The remaining colt Oli was left in the care of the property owner at the time, in case the owners came back to care for him and pay their Agistment. They didn't, and despite efforts of the property owner to feed and care for Oli, the shoulder injury he sustained as a foal which was left untreated by his owners, had worsened. Once again RSPCA inspectors and vets had to step in, and sadly euthanasia was the only option left to ease Oli’s pain and suffering. All three horses could have been spared their discomfort and suffering, had their owners sought veterinary assistance earlier. Oli would also still be alive today.

It took seven months to track down Hope’s owners so they could be prosecuted and taken to court! “I'm extremely proud of this case and everyone involved who came to the aid of these horses,” Inspector Sharni. 

“It just shows that no matter where you run to, you can still be found and brought to justice for your crimes.” 

Hope’s two owners pled guilty to four charges of Animal Cruelty. A charge of failure to feed and charge of abandonment. They were fined nearly $7,000 in total which included veterinary costs, legal fees and they are prohibited from owning any animals for a period of three years, which also meant their two dogs were removed from their care.

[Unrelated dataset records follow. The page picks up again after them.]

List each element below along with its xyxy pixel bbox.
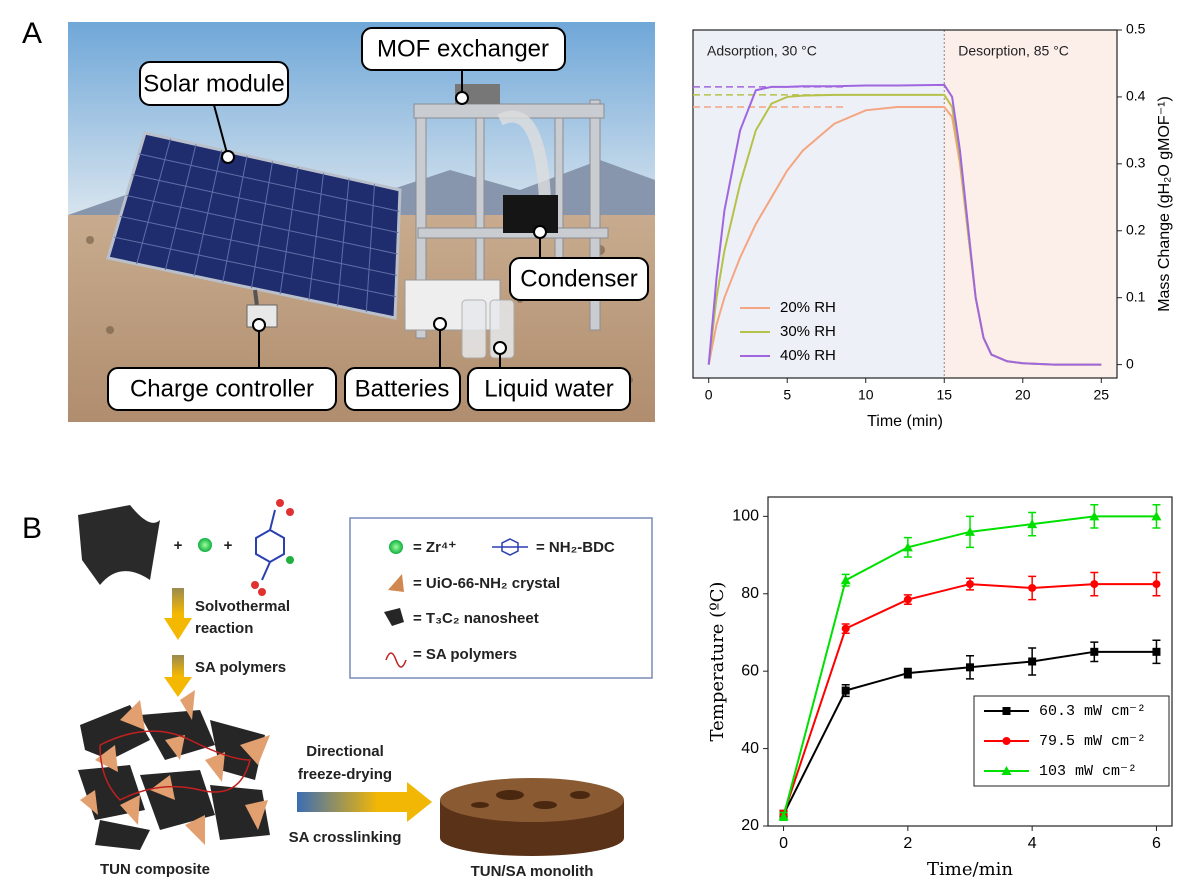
x-axis-label: Time/min [927,859,1013,880]
x-tick-label: 25 [1094,387,1110,403]
x-tick-label: 0 [705,387,713,403]
panel-grid [114,236,396,298]
plus: + [174,537,183,554]
marker [902,542,913,552]
marker [1028,583,1037,592]
y-tick-label: 20 [741,817,759,834]
photo-label: Solar module [143,70,284,97]
marker [1002,707,1011,715]
marker [965,526,975,536]
step-text: SA polymers [195,659,286,676]
marker [1152,647,1161,656]
marker [1001,766,1012,775]
photo: Solar module MOF exchanger Condenser Cha… [68,22,655,422]
legend-text: = SA polymers [413,646,517,663]
marker [1151,511,1162,521]
step-text: Directional [306,743,384,760]
plot-frame [767,496,1173,827]
panel-grid [120,215,397,276]
marker [966,663,974,672]
panel-label: A [22,17,42,50]
legend-text: = NH₂-BDC [536,539,615,556]
y-tick-label: 0 [1126,355,1134,371]
legend-label: 20% RH [780,299,836,316]
marker [841,686,850,695]
y-tick-label: 0.1 [1126,288,1146,304]
region-label: Desorption, 85 °C [958,43,1069,59]
x-tick-label: 10 [858,387,874,403]
x-tick-label: 4 [1028,835,1037,852]
legend-text: = UiO-66-NH₂ crystal [413,575,560,592]
marker [1028,657,1037,666]
legend-label: 60.3 mW cm⁻² [1039,703,1146,720]
y-tick-label: 0.2 [1126,221,1146,237]
step-text: reaction [195,620,253,637]
marker [1002,737,1011,745]
photo-label: Condenser [520,265,637,292]
caption: TUN/SA monolith [471,863,594,880]
x-tick-label: 15 [936,387,952,403]
marker [1152,580,1161,589]
x-tick-label: 5 [783,387,791,403]
plus: + [224,537,233,554]
legend-label: 40% RH [780,347,836,364]
x-tick-label: 6 [1152,835,1161,852]
marker [903,669,912,678]
marker [841,624,850,633]
x-tick-label: 20 [1015,387,1031,403]
step-text: Solvothermal [195,598,290,615]
schematic: + + Solvothermal reaction SA polymers TU… [78,499,653,880]
step-text: SA crosslinking [289,829,402,846]
legend-label: 79.5 mW cm⁻² [1039,733,1146,750]
marker [1027,519,1038,529]
y-tick-label: 40 [741,740,759,757]
photo-label: Charge controller [130,375,314,402]
photo-label: MOF exchanger [377,35,549,62]
photo-label: Liquid water [484,375,613,402]
panel-grid [132,174,399,234]
x-axis-label: Time (min) [867,413,943,430]
panel-label: B [22,512,42,545]
y-tick-label: 80 [741,585,759,602]
y-tick-label: 0.5 [1126,21,1146,37]
legend-label: 30% RH [780,323,836,340]
marker [1089,511,1100,521]
marker [903,595,912,604]
photo-label: Batteries [355,375,450,402]
x-tick-label: 2 [903,835,912,852]
marker [778,811,789,821]
legend-text: = T₃C₂ nanosheet [413,610,539,627]
region-label: Adsorption, 30 °C [707,43,817,59]
marker [1090,580,1099,589]
panel-grid [138,153,400,212]
caption: TUN composite [100,861,210,878]
step-text: freeze-drying [298,766,392,783]
panel-grid [126,195,398,255]
legend-label: 103 mW cm⁻² [1039,763,1137,780]
legend-text: = Zr⁴⁺ [413,539,456,556]
y-tick-label: 100 [732,508,759,525]
y-tick-label: 0.3 [1126,155,1146,171]
marker [966,580,974,589]
region [944,30,1117,378]
plot-frame [692,29,1118,379]
y-axis-label: Temperature (ºC) [707,582,728,742]
y-tick-label: 0.4 [1126,88,1146,104]
series-line [707,83,1102,366]
marker [840,575,851,585]
x-tick-label: 0 [779,835,788,852]
y-tick-label: 60 [741,662,759,679]
marker [1090,647,1099,656]
y-axis-label: Mass Change (gH₂O gMOF⁻¹) [1156,96,1173,312]
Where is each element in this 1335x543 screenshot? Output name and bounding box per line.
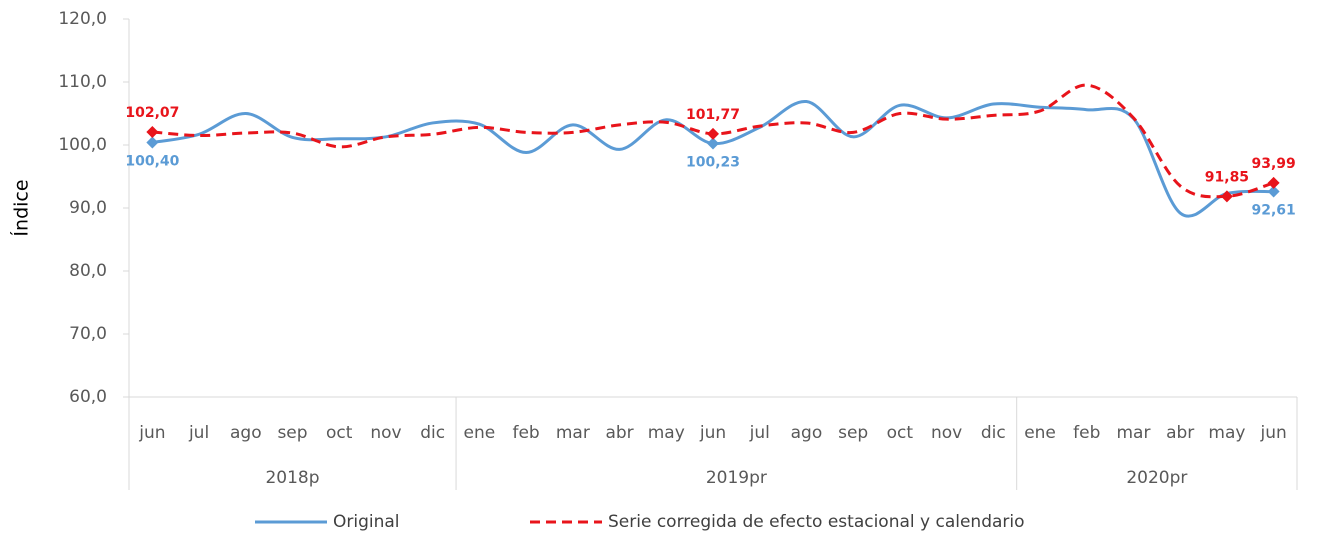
value-label: 100,40: [125, 153, 179, 169]
x-tick-label: oct: [887, 423, 914, 443]
x-tick-label: dic: [981, 423, 1006, 443]
x-tick-label: feb: [1073, 423, 1100, 443]
point-marker: [1267, 185, 1280, 198]
point-marker: [707, 137, 719, 150]
x-tick-label: oct: [326, 423, 353, 443]
point-marker: [1220, 190, 1233, 203]
legend-label: Serie corregida de efecto estacional y c…: [608, 512, 1025, 532]
x-tick-label: sep: [277, 423, 307, 443]
series-line: [152, 100, 1274, 218]
x-tick-label: ene: [464, 423, 496, 443]
value-label: 101,77: [686, 107, 740, 123]
x-tick-label: ago: [230, 423, 262, 443]
y-tick-label: 60,0: [69, 387, 107, 407]
x-tick-label: jun: [1259, 423, 1286, 443]
point-marker: [1267, 176, 1280, 189]
x-tick-label: may: [648, 423, 685, 443]
point-marker: [146, 136, 159, 149]
x-tick-label: jul: [749, 423, 770, 443]
x-tick-label: abr: [1166, 423, 1194, 443]
y-tick-label: 70,0: [69, 324, 107, 344]
x-tick-label: nov: [931, 423, 962, 443]
value-label: 91,85: [1205, 169, 1249, 185]
group-label: 2018p: [265, 468, 319, 488]
x-tick-label: mar: [1116, 423, 1150, 443]
x-tick-label: feb: [512, 423, 539, 443]
x-tick-label: dic: [420, 423, 445, 443]
point-marker: [707, 127, 719, 140]
group-label: 2019pr: [706, 468, 767, 488]
value-label: 92,61: [1251, 203, 1295, 219]
x-tick-label: ene: [1024, 423, 1056, 443]
y-tick-label: 100,0: [58, 135, 107, 155]
point-marker: [146, 125, 159, 138]
legend-label: Original: [333, 512, 400, 532]
x-tick-label: mar: [556, 423, 590, 443]
x-tick-label: jul: [188, 423, 209, 443]
value-label: 93,99: [1251, 156, 1295, 172]
group-label: 2020pr: [1126, 468, 1187, 488]
x-tick-label: abr: [605, 423, 633, 443]
x-tick-label: may: [1208, 423, 1245, 443]
y-tick-label: 80,0: [69, 261, 107, 281]
x-tick-label: jun: [138, 423, 165, 443]
y-tick-label: 120,0: [58, 9, 107, 29]
value-label: 100,23: [686, 155, 740, 171]
y-tick-label: 110,0: [58, 72, 107, 92]
y-axis-label: Índice: [10, 179, 33, 236]
y-tick-label: 90,0: [69, 198, 107, 218]
x-tick-label: jun: [699, 423, 726, 443]
x-tick-label: nov: [370, 423, 401, 443]
x-tick-label: sep: [838, 423, 868, 443]
value-label: 102,07: [125, 105, 179, 121]
x-tick-label: ago: [791, 423, 823, 443]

“One thing as Inspectors we like to appreciate is that fact the judge recorded a conviction against the previous owners, which means it will forever be known that they committed an animal offence which can be quite rare to record these convictions.”

As exhausting as it is for everyone who has been involved in Hope’s case, the final outcome has been positive for Hope. She now has a much brighter future and after 283 days in care, she has finally been adopted into a loving home with other horse pals and livestock to keep her company too.

Hope’s road to recovery all started from a simple phone call from a concerned member of the public. If you see animal cruelty or neglect, contact our Inspectorate here or call 1300 ANIMAL (1300 264 625) or 1300 852 188.

RSPCA Queensland is a charity run on 99% of community funding. If you can help our team continue to assist animals just like Hope so they can get a second chance, please donate here. You can also sign up to become a foster carer to help these pets as they recover and also, choose to adopt a pet.

A special thank you to everyone who has impacted on Hope’s recovery. From the concerned members of the public who reported the situation, the call centre staff helping to assist, the tireless efforts from RSPCA inspectors and the prosecutions team to track down the owners and take them to court, to the vets on scene, the staff and volunteers at the RSPCA, the loving foster carers that helped Hope get back to full health, and finally Hope’s new owners.

“Everyone knows how attached to Hope I was and would have taken her in a heartbeat if the timing was right. I gave her that name to bring all the Hope she deserved for a better chance in life,” Inspector Sharni.